I TOLD THE JUDGE — A DIFFERENT JUDGE FROM THE LAST TIME — THAT I COULD TRANSLATE. AGAIN, I TOOK THE PROMISE. AFTER EXPLAINING THE ACCUSATIONS TO ME, THE JUDGE ASKED ME TO ASK THEM IF THEY WERE GUILTY.
LIKE WITH TEMESGEN, I KNEW THAT WE COULD NOT COMPLETELY DENY OUR GUILT. THE PROOF WAS TOO STRONG. BUT NEITHER COULD WE ADMIT OUR GUILT BECAUSE THEN THEY WOULD PUNISH US BEYOND OUR MEANS.
“WE ARE POOR PEOPLE,” I TOLD THE JUDGE. “WE DO NOT KNOW YOUR LANGUAGE OR YOUR WAYS, ESPECIALLY WHEN WE FIRST COME HERE. THEY CAME TO THIS COUNTRY FROM THE BACKCOUNTRIES OF ERITREA AND SUDAN, AND THERE, WE DO NOT HAVE PLUMBING SYSTEMS. HERE, YOU CAN EASILY OPEN THE WATER AND TAKE A DRINK OR A BATH. THERE, JUST TO DRINK WATER, YOU MIGHT HAVE TO DRAG THE WATER FROM THE WELL, EMPTY IT INTO A KETTLE, AND BOIL IT TO KILL THE PARASITES.
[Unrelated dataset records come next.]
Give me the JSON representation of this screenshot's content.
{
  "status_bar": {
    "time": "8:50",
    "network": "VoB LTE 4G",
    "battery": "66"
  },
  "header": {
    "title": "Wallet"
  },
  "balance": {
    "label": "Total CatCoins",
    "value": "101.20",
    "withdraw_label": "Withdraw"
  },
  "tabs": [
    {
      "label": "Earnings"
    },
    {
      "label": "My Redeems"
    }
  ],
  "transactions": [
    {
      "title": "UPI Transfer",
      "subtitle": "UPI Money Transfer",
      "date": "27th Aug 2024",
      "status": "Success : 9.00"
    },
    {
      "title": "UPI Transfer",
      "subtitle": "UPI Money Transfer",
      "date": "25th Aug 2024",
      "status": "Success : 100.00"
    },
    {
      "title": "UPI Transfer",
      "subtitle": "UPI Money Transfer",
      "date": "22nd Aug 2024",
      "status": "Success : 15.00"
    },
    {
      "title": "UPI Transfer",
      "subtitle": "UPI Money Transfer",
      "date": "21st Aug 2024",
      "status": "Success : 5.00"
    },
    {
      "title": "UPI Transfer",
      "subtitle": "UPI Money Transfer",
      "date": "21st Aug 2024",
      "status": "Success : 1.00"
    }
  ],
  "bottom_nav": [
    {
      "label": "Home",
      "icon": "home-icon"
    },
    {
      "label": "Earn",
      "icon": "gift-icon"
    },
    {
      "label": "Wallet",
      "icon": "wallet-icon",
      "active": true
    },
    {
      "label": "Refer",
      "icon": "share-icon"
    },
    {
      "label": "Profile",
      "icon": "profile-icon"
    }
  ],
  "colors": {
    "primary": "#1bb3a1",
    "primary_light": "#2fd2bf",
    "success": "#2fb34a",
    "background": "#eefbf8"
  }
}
“WHEN THIS FAMILY CAME HERE, THEY DID NOT KNOW HOW TO OPEN THE WATER. IN FACT, YOU ARE LOOKING AT A FAMILY THAT KNEW SO LITTLE ABOUT LIFE IN AMERICA THAT WHEN THEY CAME, THEY MARKED THE SAME BIRTH DATE FOR THEMSELVES. LOOK AT THEIR MEDICAID CARD HERE; IT SAYS THAT ALL SIX OF THEM WERE BORN ON JANUARY ONE.